The Interior Ministry yesterday called for Beijing’s cooperation in tackling a ring of Chinese methamphetamine traffickers operating in Cambodia, one day after an annual Interior Ministry report announced that the number of drug busts in 2015 had more than doubled compared to 2014.
The annual report tallied 2,356 anti-drug police actions in 2015, whereas in 2014, there were just 996. Last year’s actions netted 5,032 arrests; arrest data were not available for 2014.
Meas Vyrith, secretary-general of the National Authority for Combating Drugs (NACD), said yesterday that the increase in the number of arrests was reflective of improved quality policing as well as a policy of specifically cracking down on drugs.
The provinces that saw the most busts were Phnom Penh, Kandal, Battambang and Kampong Chhnang, according to Vyrith.
Vyrith also noted that crystal methamphetamine was seized in greater quantities than any other drug last year.
Last June, three Chinese nationals believed to be part of a wider trafficking ring were arrested in connection with the seizure in Stung Treng province of nearly 55 kilos of methamphetamine and 345 grams of heroin.
In the first week of this month, three suspected Chinese meth dealers were caught with half a kilo in their Sokha Hotel bedroom. Four days later, another Chinese national was caught with four kilos and a handgun.

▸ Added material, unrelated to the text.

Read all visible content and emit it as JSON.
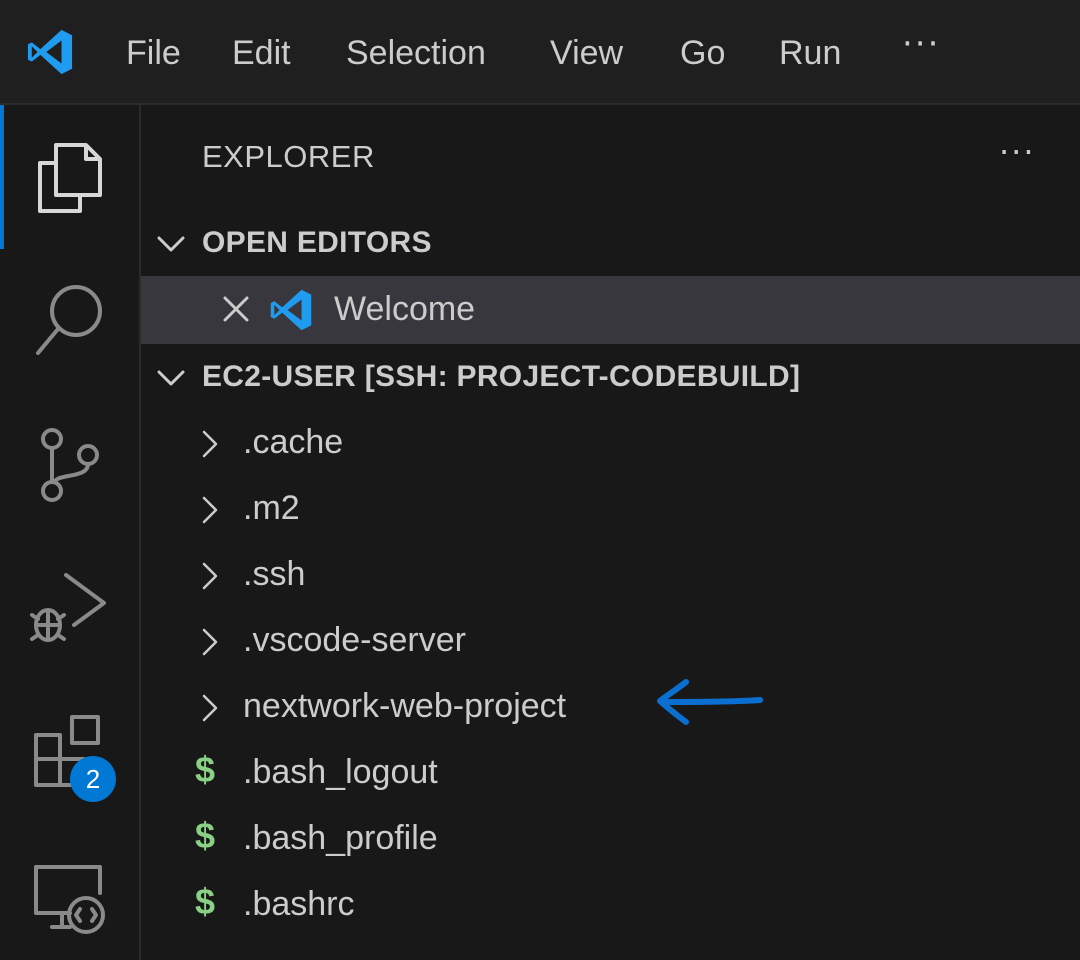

Police said that suspect provided information that led to the arrest of three more Chinese nationals on suspicion of drug trafficking at Phnom Penh International Airport the following day.
National Police Chief Neth Savoeun yesterday said at an ongoing Interior Ministry conference that the Cambodian police have sent the suspects’ details to the Chinese security services in the hopes of tracking down their accomplices.
“So far, we have not arrested the mastermind,” said Savoeun. “Having only arrested producers and technicians [so far], we need to keep doing so.”
His comments chimed with NACD boss Vyrith’s.
“We’re arresting the smaller dealers to find the big ones,” said Vyrith. “But we’re having difficulties finding the bigger dealers.”
At the start of this month, Vyrith’s boss, NACD president Ke Kim Yan, controversially spoke out at an annual Interior Ministry drugs conference, denouncing the nation’s prisons and rehab facilities as being riddled with drugs.
National police chief Savoeun went one further yesterday, claiming some prisons are now “the headquarters for crimes”.
He specifically called out the Stung Treng 55-kilo meth bust and a smaller 2-kilo bust in Banteay Meanchey as examples of large-scale trafficking he claimed was coordinated from inside prison.